Red Flags Raised Over Potential NY Fed Appointment

Fed vice chairman pick?

John C. Williams, the president of the Federal Reserve Bank of San Francisco, is reportedly being tapped to replace the retiring president of the New York Fed, but at least one watchdog has problem with that.

Citing Better Markets, a nonprofit that tries to keep Wall Street honest, TheStreet.com reported the group said promoting Williams to head up the New York Fed would be problematic because he failed to prevent the fake account scandal at San Francisco-based Wells Fargo, which has had far-reaching implications and has hurt countless consumers.

The Federal Reserve in San Francisco is in charge of supervising the financial institution. It doesn’t help that the New York Fed branch is massive, accounting for around $2.5 trillion (or 56 percent) of the Federal Reserve System’s total assets as of the end of last year. The San Francisco Fed had only $568.7 billion in assets at the end of 2017.

“After being AWOL and failing to stop Wells Fargo’s decade-long illegal conduct, the president of the San Francisco Fed should not be promoted to be president of the most important regional office in the entire Federal Reserve System,” Better Markets President Dennis Kelleher said in a statement. “That would reward failure and send the wrong message to the biggest banks in the country that the Fed really does not take supervision seriously.” Spokespeople from both Fed offices declined to comment.

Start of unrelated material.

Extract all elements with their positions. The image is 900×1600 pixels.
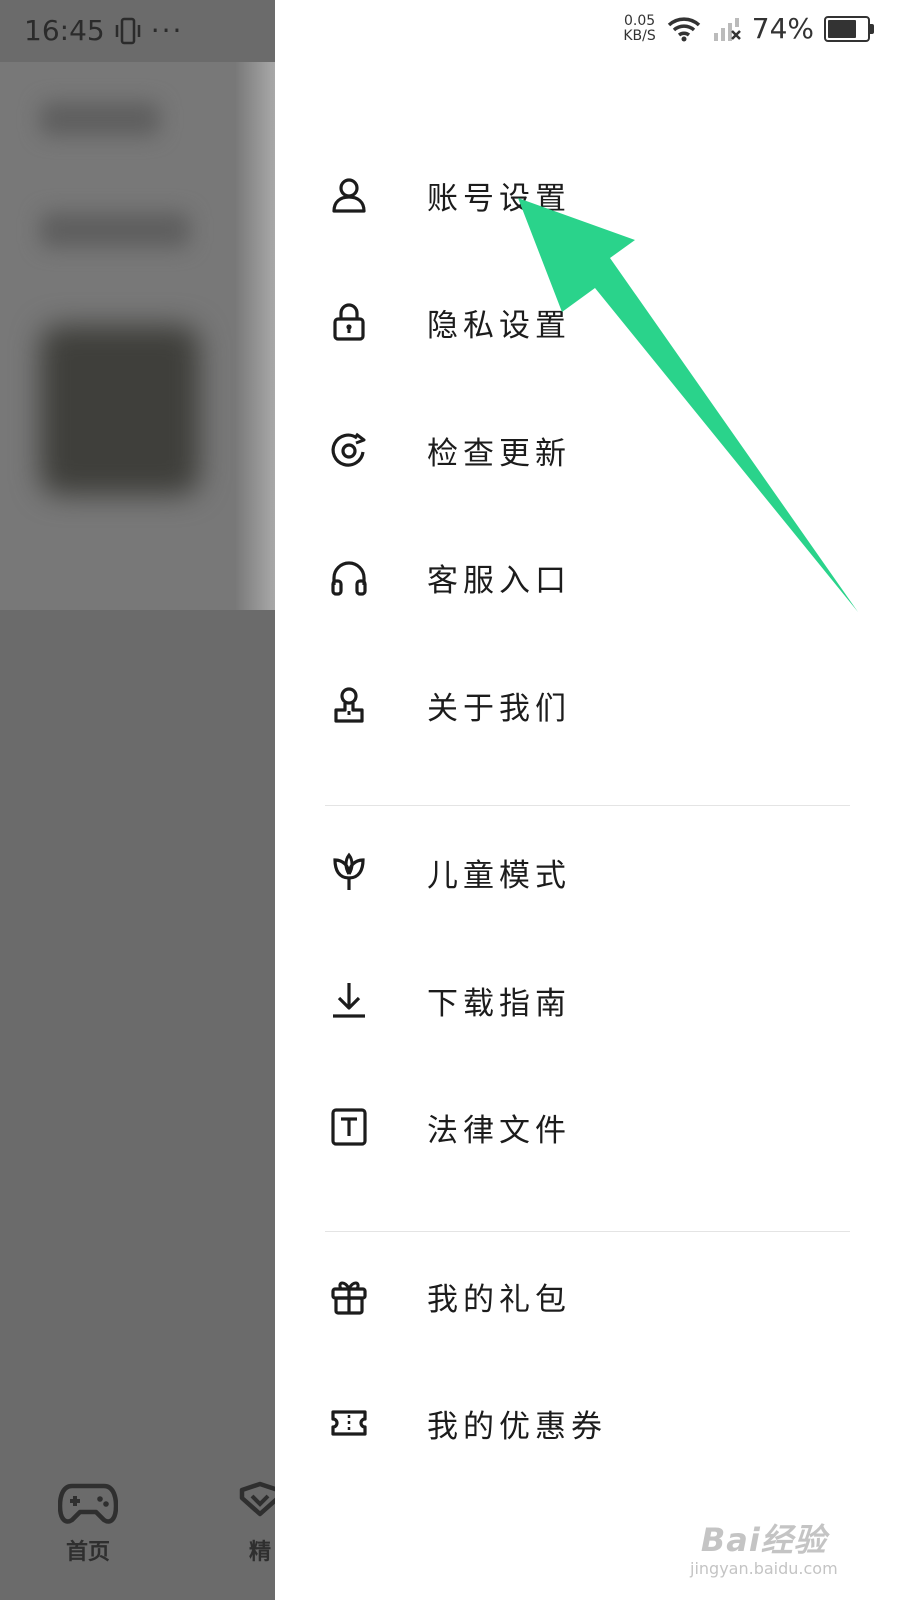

According to TheStreet.com, Williams has been the head of the Federal Reserve Bank of San Francisco since 2011, just as Wells Fargo was increasing pressure on employees to cross-sell products, resulting in unauthorized account openings. Wells Faro wasn’t hit with sanctions from to the scandal until 2016, when the Consumer Financial Protection Bureau, the Office of the Comptroller of the Currency and the city and county of Los Angeles fined the financial institution $185 million.

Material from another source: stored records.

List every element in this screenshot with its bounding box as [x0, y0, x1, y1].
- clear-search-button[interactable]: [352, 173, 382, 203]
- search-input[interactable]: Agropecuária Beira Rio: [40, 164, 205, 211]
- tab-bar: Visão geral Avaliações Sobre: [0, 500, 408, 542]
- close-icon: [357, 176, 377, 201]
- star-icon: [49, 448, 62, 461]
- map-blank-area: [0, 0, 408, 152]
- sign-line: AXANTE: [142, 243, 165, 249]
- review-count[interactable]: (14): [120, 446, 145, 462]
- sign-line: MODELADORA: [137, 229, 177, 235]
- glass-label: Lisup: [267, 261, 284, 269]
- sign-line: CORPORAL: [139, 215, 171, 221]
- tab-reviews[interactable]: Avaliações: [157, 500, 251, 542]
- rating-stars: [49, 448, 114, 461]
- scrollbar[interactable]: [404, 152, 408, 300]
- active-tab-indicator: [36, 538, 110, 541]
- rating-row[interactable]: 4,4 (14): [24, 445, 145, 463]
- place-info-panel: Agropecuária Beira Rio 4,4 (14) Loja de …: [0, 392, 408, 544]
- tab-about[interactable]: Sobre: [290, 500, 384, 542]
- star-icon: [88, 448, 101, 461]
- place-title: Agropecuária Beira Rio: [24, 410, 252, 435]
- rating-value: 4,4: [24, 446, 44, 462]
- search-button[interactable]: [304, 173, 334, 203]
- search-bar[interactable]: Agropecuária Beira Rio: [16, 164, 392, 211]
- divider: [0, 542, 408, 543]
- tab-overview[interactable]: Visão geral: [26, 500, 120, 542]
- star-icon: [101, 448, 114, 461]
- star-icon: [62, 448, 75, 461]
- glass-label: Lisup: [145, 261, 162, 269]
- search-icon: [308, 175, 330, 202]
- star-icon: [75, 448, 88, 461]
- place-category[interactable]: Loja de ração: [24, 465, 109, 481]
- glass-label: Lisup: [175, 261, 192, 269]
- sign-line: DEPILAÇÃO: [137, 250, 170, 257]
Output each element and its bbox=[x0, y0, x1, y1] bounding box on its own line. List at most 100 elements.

Last month, the Federal Reserve took an unprecedented step to prevent Wells Fargo from growing its assets until it improved its risk management. Better Markets noted the San Francisco Fed assigned hundreds of workers to supervise Wells Fargo on a daily basis, yet they missed the scandal.

“The San Francisco Fed either did not know this was happening under its nose or knew but did nothing to stop it,” Kelleher said. “That alone should be a disqualification for any promotion, but it is compounded by the fact that there has been no accountability for anyone at the San Francisco Fed or public disclosure of how such an egregious failure of supervision and regulation could happen or last for so long.”